Tuesday, October 6, 2015

Capture Your Grief Day 5


My dear friend, lifeline, and fellow trisomy mom. Knowing you are not alone is so powerful. Patricia entered my life with her darling Isabella soon after Julia passed away and she has been a constant for me ever since that winter day in February. Although many miles now separate us, we hold our friendship as a treasured gift from our daughters. 

Friday, October 2, 2015

Capture Your Grief Day 2


In honor of Julia, I intend to be more open and vulnerable about Julia's life and this journey with new friends and with new communities of people. 
I met a new friend at another friend's birthday dinner recently and somehow knew I should tell her about Julia. As soon as I did, she shared with me that a couple of months before she had a son born still. This is still new for her and she is learning how to live with this new reality. She is a strong, smart, amazing person who I am now blessed to call my friend. Julia's life keeps giving...

Thursday, October 1, 2015

Capture Your Grief Day 1


Duck, NC 
August 2015

I spent many many hours thinking about Julia on the beaches of the Outer Banks over the last five years. I planned for her, carried her, prayed for her, cried for her, hoped for her, loved her, gave thanks for her, grieved for her, missed her, remembered her. I search for seashells and think of her. I write her name in the sand. I see butterflies and dolphins and rainbows on the beach and think of her. I see her in the faces of her siblings. We all carry her with us. 

Wednesday, March 18, 2015

Trisomy 18 Awareness Day 2015: 18 Things You Should Know

March 18 is Trisomy 18 Awareness Day. In recognition of this day each year, I share a list I compiled of "18 things I think everyone should know about Trisomy 18".

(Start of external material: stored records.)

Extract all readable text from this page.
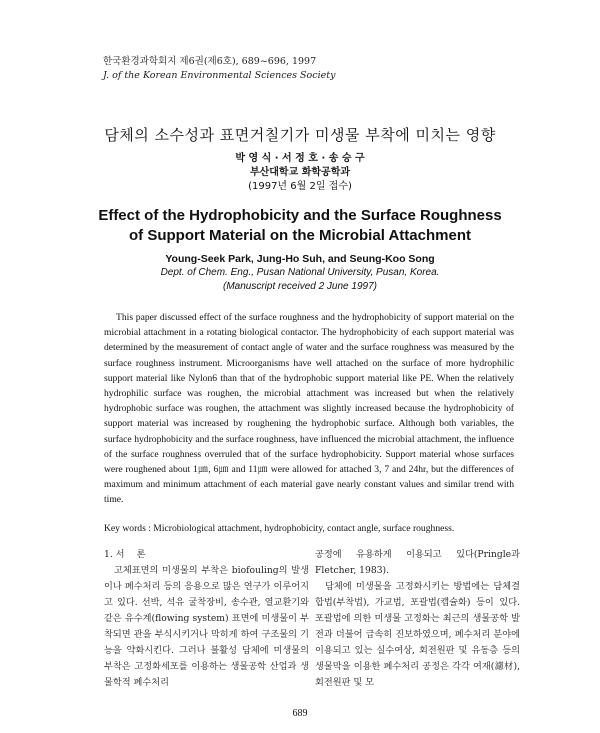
한국환경과학회지 제6권(제6호), 689~696, 1997
J. of the Korean Environmental Sciences Society
담체의 소수성과 표면거칠기가 미생물 부착에 미치는 영향
박 영 식 · 서 정 호 · 송 승 구
부산대학교 화학공학과
(1997년 6월 2일 접수)
Effect of the Hydrophobicity and the Surface Roughness
of Support Material on the Microbial Attachment
Young-Seek Park, Jung-Ho Suh, and Seung-Koo Song
Dept. of Chem. Eng., Pusan National University, Pusan, Korea.
(Manuscript received 2 June 1997)
This paper discussed effect of the surface roughness and the hydrophobicity of support material on the microbial attachment in a rotating biological contactor. The hydrophobicity of each support material was determined by the measurement of contact angle of water and the surface roughness was measured by the surface roughness instrument. Microorganisms have well attached on the surface of more hydrophilic support material like Nylon6 than that of the hydrophobic support material like PE. When the relatively hydrophilic surface was roughen, the microbial attachment was increased but when the relatively hydrophobic surface was roughen, the attachment was slightly increased because the hydrophobicity of support material was increased by roughening the hydrophobic surface. Although both variables, the surface hydrophobicity and the surface roughness, have influenced the microbial attachment, the influence of the surface roughness overruled that of the surface hydrophobicity. Support material whose surfaces were roughened about 1㎛, 6㎛ and 11㎛ were allowed for attached 3, 7 and 24hr, but the differences of maximum and minimum attachment of each material gave nearly constant values and similar trend with time.
Key words : Microbiological attachment, hydrophobicity, contact angle, surface roughness.

1. 서　 론

고체표면의 미생물의 부착은 biofouling의 발생이나 폐수처리 등의 응용으로 많은 연구가 이루어지고 있다. 선박, 석유 굴착장비, 송수관, 열교환기와 같은 유수계(flowing system) 표면에 미생물이 부착되면 관을 부식시키거나 막히게 하여 구조물의 기능을 약화시킨다. 그러나 불활성 담체에 미생물의 부착은 고정화세포를 이용하는 생물공학 산업과 생물학적 폐수처리

공정에 유용하게 이용되고 있다(Pringle과 Fletcher, 1983).

담체에 미생물을 고정화시키는 방법에는 담체결합법(부착법), 가교법, 포괄법(캡슐화) 등이 있다. 포괄법에 의한 미생물 고정화는 최근의 생물공학 발전과 더불어 급속히 진보하였으며, 폐수처리 분야에 이용되고 있는 실수여상, 회전원판 및 유동층 등의 생물막을 이용한 폐수처리 공정은 각각 여재(濾材), 회전원판 및 모

689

1. Trisomy 18 is also known as Edwards Syndrome.

2. The incidence of trisomy 18 is approximately 1 in 5000 live births. This does not include babies who were miscarried early or born still.

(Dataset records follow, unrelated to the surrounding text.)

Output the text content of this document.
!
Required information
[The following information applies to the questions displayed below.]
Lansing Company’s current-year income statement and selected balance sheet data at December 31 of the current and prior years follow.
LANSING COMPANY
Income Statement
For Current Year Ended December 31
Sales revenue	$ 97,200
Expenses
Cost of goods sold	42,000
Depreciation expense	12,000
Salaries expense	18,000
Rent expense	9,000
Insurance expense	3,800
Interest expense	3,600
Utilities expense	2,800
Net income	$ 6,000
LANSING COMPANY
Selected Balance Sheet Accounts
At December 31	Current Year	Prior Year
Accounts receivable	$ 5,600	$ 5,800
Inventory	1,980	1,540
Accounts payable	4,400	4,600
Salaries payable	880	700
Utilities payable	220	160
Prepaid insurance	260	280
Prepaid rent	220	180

3. There are three types of trisomy 18: full, mosaic, and partial. In full T18, every cell contains a third copy of chromosome 18. In mosaic T18, only some of the cells contain an extra 18th chromosome. In partial T18, only a part of an extra chromosome 18 is present instead of the entire chromosome.

4. Having a child with trisomy 18 occurs more often in older mothers but can also happen to younger mothers.

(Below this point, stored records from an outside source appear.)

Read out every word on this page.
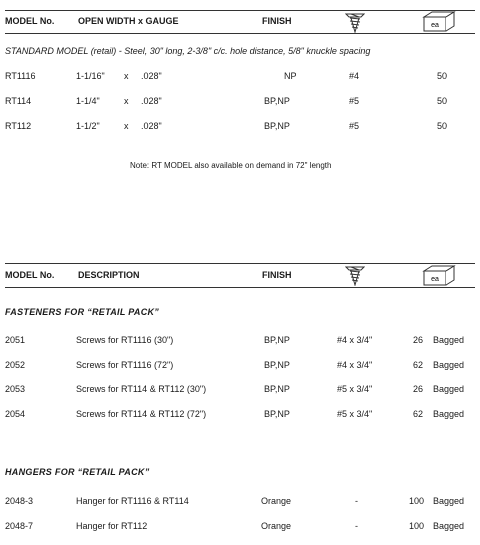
MODEL No.	OPEN WIDTH x GAUGE	FINISH	ea
STANDARD MODEL (retail) - Steel, 30" long, 2-3/8" c/c. hole distance, 5/8" knuckle spacing
RT1116	1-1/16" x .028"	NP	#4	50
RT114	1-1/4"	x .028"	BP,NP	#5	50
RT112	1-1/2"	x .028"	BP,NP	#5	50
Note: RT MODEL also available on demand in 72" length
MODEL No.	DESCRIPTION	FINISH	ea
FASTENERS FOR “RETAIL PACK”
2051	Screws for RT1116 (30")	BP,NP	#4 x 3/4"	26 Bagged
2052	Screws for RT1116 (72")	BP,NP	#4 x 3/4"	62 Bagged
2053	Screws for RT114 & RT112 (30")	BP,NP	#5 x 3/4"	26 Bagged
2054	Screws for RT114 & RT112 (72")	BP,NP	#5 x 3/4"	62 Bagged
HANGERS FOR “RETAIL PACK”
2048-3	Hanger for RT1116 & RT114	Orange	-	100 Bagged
2048-7	Hanger for RT112	Orange	-	100 Bagged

5. Trisomy 18 is diagnosed in utero by chorionic villus sampling and amniocentesis, both of which are invasive tests and carry a small risk of miscarriage. Blood tests (Harmony, MaterniT21, Panorama) are also available to test for trisomy 18 as early as 9 weeks. These blood tests should be followed by CVS or amniocentesis if a positive result is received.

6. 99% of families with a child living with trisomy 18 describe them as happy!

7. 90% of babies with trisomy 18 have a heart defect. More and more babies and kids with T18 are successfully undergoing heart surgery!

8. Girls with T18 are more likely to survive than boys with T18, but there are some strong survivors out there -- both boys and girls!

9. Some babies and children with T18 can eat orally but most require a feeding tube. Some are fed both ways.

10. Every child with T18 is unique as T18 can affect the body in many different ways.

11. Babies and children with trisomy 18 have beautiful smiles!

12. The oldest living person with trisomy 18 currently (that I can find) is in her thirties!

13. Babies and children with T18 experience significant physical and cognitive disabilities but can learn new skills and interact with others.

14. Approximately 10% of babies born with T18 will reach their first birthday.

15. All babies and children with T18 are special.

16. Parenting a child with T18 is challenging in many ways, but it is also full of unique blessings.

17. Babies and children with T18 are adored by their siblings.

18. Life is a precious gift, including life with T18.

Our Julia was diagnosed with T18 on her second day of life.  We are very blessed to have had 382 very special days together. We miss her every single day and are honored to be her family forever.

Tuesday, March 17, 2015

A Rare Gift

This is a gift that leaves me speechless. My friend, L, created this portrait of Julia from one of my favorite photographs. L drew this portrait using colored pencils which is just amazing! I love it so much.